The most successful of the book's set pieces is in the very first chapter, when the train carrying Dickens and his mistress plunges from the Staplehurst viaduct. This real-life incident becomes almost unbearably vivid in Simmons's hands: "Dickens watched a man stagger towards him, arms outstretched as if for a welcoming hug. The top of the man's skull had been torn off rather the way one would crack an eggshell with a spoon in preparation for breakfast." Equally vivid is the guided tour of "Undertown," a labyrinth of crypts, tunnels, caverns and underground rivers where Drood rules over a small nation of feral children and opium addicts.
It's when Simmons takes his book aboveground that he loses his way -- in a forest of factoids. For long stretches, "Drood" is little more than warmed-over biography, larded with the minutiae of London sewage systems and Dickens's Italian travels and his fistula surgery and the names of the dogs who visited his estate and the titles of every last reference work consulted by Collins during the writing of "The Moonstone" . . . and then more of same. "Perhaps I have already mentioned . . . ," Simmons's narrator murmurs. "Perhaps you also know . . . . Perhaps I have told you, Dear Reader . . . . I may have mentioned earlier . . . ." You have. You have.

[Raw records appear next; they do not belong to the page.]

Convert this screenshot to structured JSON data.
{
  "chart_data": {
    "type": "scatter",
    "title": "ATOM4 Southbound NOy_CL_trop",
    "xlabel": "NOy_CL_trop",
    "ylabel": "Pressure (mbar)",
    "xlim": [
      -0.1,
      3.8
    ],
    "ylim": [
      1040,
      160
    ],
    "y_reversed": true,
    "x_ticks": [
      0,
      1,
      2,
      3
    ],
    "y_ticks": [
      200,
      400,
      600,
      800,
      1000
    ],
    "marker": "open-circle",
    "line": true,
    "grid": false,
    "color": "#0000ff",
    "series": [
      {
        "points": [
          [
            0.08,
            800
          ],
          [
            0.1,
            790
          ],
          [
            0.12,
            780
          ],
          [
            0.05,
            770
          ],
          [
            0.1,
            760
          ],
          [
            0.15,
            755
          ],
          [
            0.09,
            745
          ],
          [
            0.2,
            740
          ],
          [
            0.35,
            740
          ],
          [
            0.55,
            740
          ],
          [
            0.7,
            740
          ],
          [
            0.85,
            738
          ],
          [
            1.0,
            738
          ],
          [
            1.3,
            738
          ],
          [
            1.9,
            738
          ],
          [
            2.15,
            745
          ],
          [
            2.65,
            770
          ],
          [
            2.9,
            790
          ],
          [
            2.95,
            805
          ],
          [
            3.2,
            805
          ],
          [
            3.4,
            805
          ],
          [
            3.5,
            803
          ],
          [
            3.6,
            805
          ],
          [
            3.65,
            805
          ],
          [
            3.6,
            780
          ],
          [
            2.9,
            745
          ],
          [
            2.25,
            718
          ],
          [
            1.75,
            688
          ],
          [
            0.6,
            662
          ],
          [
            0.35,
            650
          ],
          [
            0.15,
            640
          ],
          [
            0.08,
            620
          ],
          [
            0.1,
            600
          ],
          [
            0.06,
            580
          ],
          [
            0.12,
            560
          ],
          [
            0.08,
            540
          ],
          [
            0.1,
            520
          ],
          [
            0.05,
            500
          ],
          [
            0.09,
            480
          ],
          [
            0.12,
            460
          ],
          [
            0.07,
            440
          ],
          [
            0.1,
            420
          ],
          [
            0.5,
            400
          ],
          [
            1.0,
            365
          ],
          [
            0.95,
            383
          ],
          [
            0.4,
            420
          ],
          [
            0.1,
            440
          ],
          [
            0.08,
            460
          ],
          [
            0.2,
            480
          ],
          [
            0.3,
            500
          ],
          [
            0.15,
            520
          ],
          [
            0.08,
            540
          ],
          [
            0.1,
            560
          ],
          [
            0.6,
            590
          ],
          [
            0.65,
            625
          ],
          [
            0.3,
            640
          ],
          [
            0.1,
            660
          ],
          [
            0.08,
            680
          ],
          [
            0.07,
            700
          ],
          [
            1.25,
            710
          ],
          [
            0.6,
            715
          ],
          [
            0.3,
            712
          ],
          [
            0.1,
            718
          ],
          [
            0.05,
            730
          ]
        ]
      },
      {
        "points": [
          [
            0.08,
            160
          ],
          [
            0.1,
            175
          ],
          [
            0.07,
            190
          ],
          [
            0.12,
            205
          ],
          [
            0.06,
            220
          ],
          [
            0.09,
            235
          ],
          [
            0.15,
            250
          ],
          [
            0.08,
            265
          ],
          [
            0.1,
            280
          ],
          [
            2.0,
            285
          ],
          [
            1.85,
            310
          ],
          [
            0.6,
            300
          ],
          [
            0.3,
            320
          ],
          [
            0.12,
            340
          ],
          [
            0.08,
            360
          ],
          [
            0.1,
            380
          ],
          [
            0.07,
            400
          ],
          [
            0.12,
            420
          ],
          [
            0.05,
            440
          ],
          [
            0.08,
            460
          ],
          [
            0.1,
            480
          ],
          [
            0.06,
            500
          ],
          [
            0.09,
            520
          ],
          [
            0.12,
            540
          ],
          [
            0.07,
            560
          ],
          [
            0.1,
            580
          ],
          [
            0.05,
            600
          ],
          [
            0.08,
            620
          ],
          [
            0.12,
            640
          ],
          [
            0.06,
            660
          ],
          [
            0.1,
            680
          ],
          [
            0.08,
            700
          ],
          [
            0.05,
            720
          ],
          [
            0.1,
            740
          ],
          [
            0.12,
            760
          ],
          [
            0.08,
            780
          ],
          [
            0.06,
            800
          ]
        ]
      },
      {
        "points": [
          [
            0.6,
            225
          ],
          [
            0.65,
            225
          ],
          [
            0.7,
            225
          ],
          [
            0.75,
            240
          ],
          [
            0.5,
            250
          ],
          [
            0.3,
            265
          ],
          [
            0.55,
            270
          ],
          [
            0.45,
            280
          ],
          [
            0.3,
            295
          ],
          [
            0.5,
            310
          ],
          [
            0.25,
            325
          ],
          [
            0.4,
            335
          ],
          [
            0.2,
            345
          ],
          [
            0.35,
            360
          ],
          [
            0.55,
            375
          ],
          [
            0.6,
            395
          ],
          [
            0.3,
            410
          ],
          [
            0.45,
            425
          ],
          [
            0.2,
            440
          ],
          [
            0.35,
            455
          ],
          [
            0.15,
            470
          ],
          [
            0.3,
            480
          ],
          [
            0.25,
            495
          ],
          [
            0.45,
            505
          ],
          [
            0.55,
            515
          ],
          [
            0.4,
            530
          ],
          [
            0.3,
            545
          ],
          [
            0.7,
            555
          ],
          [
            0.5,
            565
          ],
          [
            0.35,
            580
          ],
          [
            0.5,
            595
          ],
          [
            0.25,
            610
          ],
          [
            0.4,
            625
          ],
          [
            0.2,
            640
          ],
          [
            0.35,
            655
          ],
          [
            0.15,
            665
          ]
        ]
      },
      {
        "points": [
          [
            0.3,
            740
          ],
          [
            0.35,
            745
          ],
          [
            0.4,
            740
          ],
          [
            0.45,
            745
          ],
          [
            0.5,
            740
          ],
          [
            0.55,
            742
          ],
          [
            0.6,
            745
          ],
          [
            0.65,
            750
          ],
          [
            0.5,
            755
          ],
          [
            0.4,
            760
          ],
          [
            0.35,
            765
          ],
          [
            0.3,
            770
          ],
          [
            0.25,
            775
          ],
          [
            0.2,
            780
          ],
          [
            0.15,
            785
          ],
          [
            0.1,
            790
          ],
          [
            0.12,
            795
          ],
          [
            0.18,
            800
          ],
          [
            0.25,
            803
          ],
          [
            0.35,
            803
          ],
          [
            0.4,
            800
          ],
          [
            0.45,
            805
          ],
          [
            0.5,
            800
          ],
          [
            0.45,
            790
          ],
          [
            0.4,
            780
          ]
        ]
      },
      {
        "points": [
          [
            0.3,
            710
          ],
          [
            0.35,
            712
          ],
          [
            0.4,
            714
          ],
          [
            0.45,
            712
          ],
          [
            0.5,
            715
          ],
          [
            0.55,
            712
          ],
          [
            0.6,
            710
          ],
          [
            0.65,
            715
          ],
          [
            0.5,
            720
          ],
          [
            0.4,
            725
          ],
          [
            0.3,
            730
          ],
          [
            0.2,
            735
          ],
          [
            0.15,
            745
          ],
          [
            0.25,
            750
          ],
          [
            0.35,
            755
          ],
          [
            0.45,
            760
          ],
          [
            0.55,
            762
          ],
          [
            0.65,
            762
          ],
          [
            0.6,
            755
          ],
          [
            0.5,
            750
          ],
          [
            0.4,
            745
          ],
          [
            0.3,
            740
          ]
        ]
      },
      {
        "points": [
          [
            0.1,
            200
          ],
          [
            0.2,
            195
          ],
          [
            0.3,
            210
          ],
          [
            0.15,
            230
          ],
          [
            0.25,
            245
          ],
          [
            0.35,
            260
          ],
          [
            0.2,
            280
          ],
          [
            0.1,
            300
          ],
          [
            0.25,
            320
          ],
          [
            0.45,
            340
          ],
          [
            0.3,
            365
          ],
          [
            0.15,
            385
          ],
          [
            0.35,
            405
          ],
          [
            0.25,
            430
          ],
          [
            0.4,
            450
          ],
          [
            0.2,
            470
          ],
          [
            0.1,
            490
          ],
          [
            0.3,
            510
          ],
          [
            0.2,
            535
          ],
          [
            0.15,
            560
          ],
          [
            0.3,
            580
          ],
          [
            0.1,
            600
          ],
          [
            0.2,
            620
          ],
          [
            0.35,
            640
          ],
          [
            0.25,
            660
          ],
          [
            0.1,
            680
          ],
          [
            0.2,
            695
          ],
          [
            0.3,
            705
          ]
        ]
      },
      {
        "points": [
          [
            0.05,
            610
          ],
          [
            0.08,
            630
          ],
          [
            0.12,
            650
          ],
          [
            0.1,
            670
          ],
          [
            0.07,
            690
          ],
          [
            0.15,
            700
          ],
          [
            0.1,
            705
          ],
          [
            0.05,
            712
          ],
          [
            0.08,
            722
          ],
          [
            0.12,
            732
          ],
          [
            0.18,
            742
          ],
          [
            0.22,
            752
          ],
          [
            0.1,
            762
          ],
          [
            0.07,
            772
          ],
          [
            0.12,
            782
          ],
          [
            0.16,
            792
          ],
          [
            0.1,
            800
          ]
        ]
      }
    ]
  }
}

And, like the arch-villains he portrays, Simmons gang-presses his characters into historical servitude. "Oh, Mr. Collins!" cries one. "I am deeply honoured to have such a famous writer visit me! I so greatly enjoyed your The Woman in White that was serialised in All the Year Round immediately after Mr. Dickens's A Tale of Two Cities ended." People don't actually talk like this, any more than they say, "Dickens's novel -- which I thought rather dreary and stodgy to that point, especially in the person of the cloying and saccharine narratoress named Esther Summerson, did seem to come alive in the penultimate chapters as our Inspector Bucket took charge of the murder case regarding Lawyer Tulkinghorn, as well as in his fruitless but exciting pursuit of Lady Dedlock, Esther's true mother, who was to die outside the city burial ground."
This padding and sock-puppetry come at some cost: The book is halfway over before it feels like it's beginning. (Drood even pauses in the midst of his evil-doing to announce the species of beetle he uses.) Simmons may justify his novel's length as a tribute to the enormity of evil or perhaps to the bagginess of Dickens's own fiction. But "The Mystery of Edwin Drood," had it been finished, would have been one of Dickens's most compact productions, and truth be told, this modern-day "Drood" has less to do with evil than with spite. Specifically, the nastiness that a pair of brilliant men inflict on each other.
A more apropos title, then, might have been "A Tale of Two Egos," which, all in all, is a worthy subject, but not worth the epic length afforded to it. Inside this artery-clogging almost-800-page book is a sleek and sinewy 300-page thriller waiting to be teased out. If only Simmons hadn't left the job to us.